How much research did you do on this project?
This project was really different from most productions with regard to the research process for me. I've, of course, done a lot of digging into the RCAF, and the entire production team had an amazing tour of the Military Museums, which was incredibly valuable to all of us. But because I also know that Owen has done extensive research (I'm talking years and years) and really enriched the script with some specific details and insight based on what he has learned. And, because this transfers directly to him as a performer, I have found it valuable to spend time balancing the production from a dramatic aspect.
My role is to bring his story to life, to dramatize history in a unique way that supports both the story itself, and the history behind it. I know that we have the historical aspect down, so it's my job to amplify the storytelling aspect of the production in a way that is complimentary to the historical aspect.
What did the process look like? How is this different from any other play you have done?
It's been different on a lot of levels. The story is unlike anything that DIY has done before, so it's been exciting to infuse new processes and new ways of thinking into this production.
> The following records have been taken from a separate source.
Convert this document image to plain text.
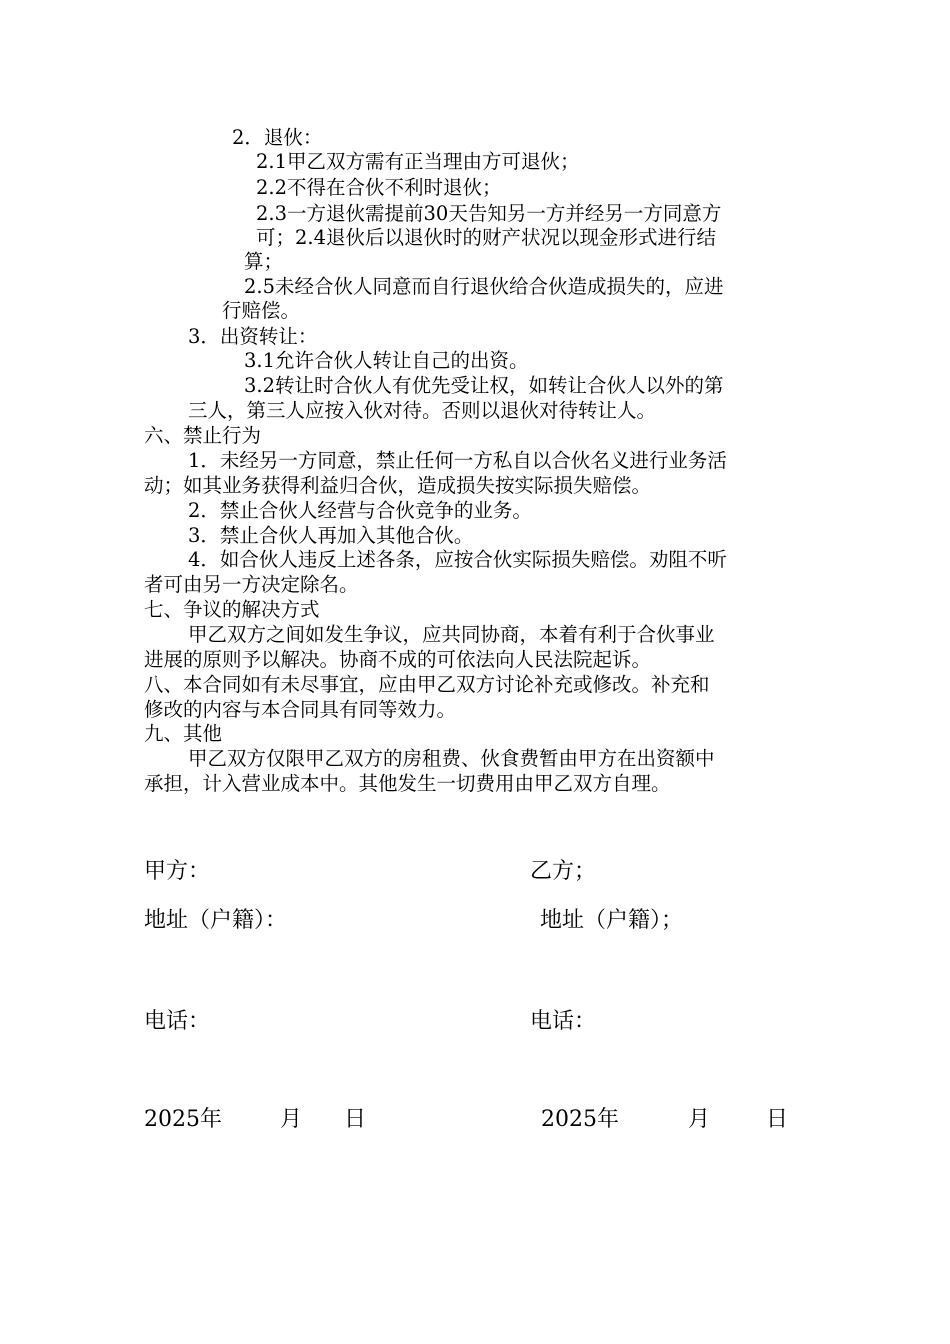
2．退伙：

2.1甲乙双方需有正当理由方可退伙；

2.2不得在合伙不利时退伙；

2.3一方退伙需提前30天告知另一方并经另一方同意方

可；2.4退伙后以退伙时的财产状况以现金形式进行结

算；

2.5未经合伙人同意而自行退伙给合伙造成损失的，应进

行赔偿。

3．出资转让：

3.1允许合伙人转让自己的出资。

3.2转让时合伙人有优先受让权，如转让合伙人以外的第

三人，第三人应按入伙对待。否则以退伙对待转让人。

六、禁止行为

1．未经另一方同意，禁止任何一方私自以合伙名义进行业务活

动；如其业务获得利益归合伙，造成损失按实际损失赔偿。

2．禁止合伙人经营与合伙竞争的业务。

3．禁止合伙人再加入其他合伙。

4．如合伙人违反上述各条，应按合伙实际损失赔偿。劝阻不听

者可由另一方决定除名。

七、争议的解决方式

甲乙双方之间如发生争议，应共同协商，本着有利于合伙事业

进展的原则予以解决。协商不成的可依法向人民法院起诉。

八、本合同如有未尽事宜，应由甲乙双方讨论补充或修改。补充和

修改的内容与本合同具有同等效力。

九、其他

甲乙双方仅限甲乙双方的房租费、伙食费暂由甲方在出资额中

承担，计入营业成本中。其他发生一切费用由甲乙双方自理。

甲方：	乙方；

地址（户籍）：	地址（户籍）；

电话：	电话：

2025年	月 日	2025年	月	日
We've never done a one person show, and certainly not a one person show where the actor is also the playwright, so that's been interesting - in a good way!
What was your favourite part?
My favourite part of the process is building the vision. We have a fantastic team that knows how to work together and support one another. We are always bouncing ideas off of one another, and we really build the production together. This isn't unique to this specific show, but I always love the fact that our production members - both on and off stage - all really work together to create the show. We don't really believe in a distinct separation of roles, and we all listen and learn from each other. It's actually hard sometimes to write down who is responsible for what when we are doing things like creating the program. That's why we sometimes don't even credit a specific person for certain aspects - usually relating to design. It's a collective process, and there are often too many individuals to name!
The most challenging part is building a new vision for a show that has been produced multiple times before by the writer/performer. I want to stay true to the script and the original vision, but also make this a worthwhile and rewarding process for the artists involved that maybe says something a little different than other versions have. I think it's important to find the tidbits in the script that may not have been pulled out before, and to really try and make it a new, exciting show for everyone.
What does the Stepping Stone program mean to you?
The Stepping Stone project has been amazing. We are so grateful to have the support and encouragement of Sage Theatre, and we are really looking forward to continuing the partnership we've created. It's funny - we actually had a conversation in rehearsal the other day about how the best way to get cast in a show is to be seen in another show, and how this creates a challenging climate for newer performers in the industry.
I've had similar conversations with prospective directors and technicians as well. Programs like the Stepping Stone project are aiming to help artists to bridge the gap between semi-professional and professional theatre, which is really difficult to do without support and mentorship. While we love what we do at DIY Theatre, and plan to do it for years to come, as individual artists, we also want to be able to explore and build our careers and help others do the same. In that respect, this has been a once in a lifetime opportunity.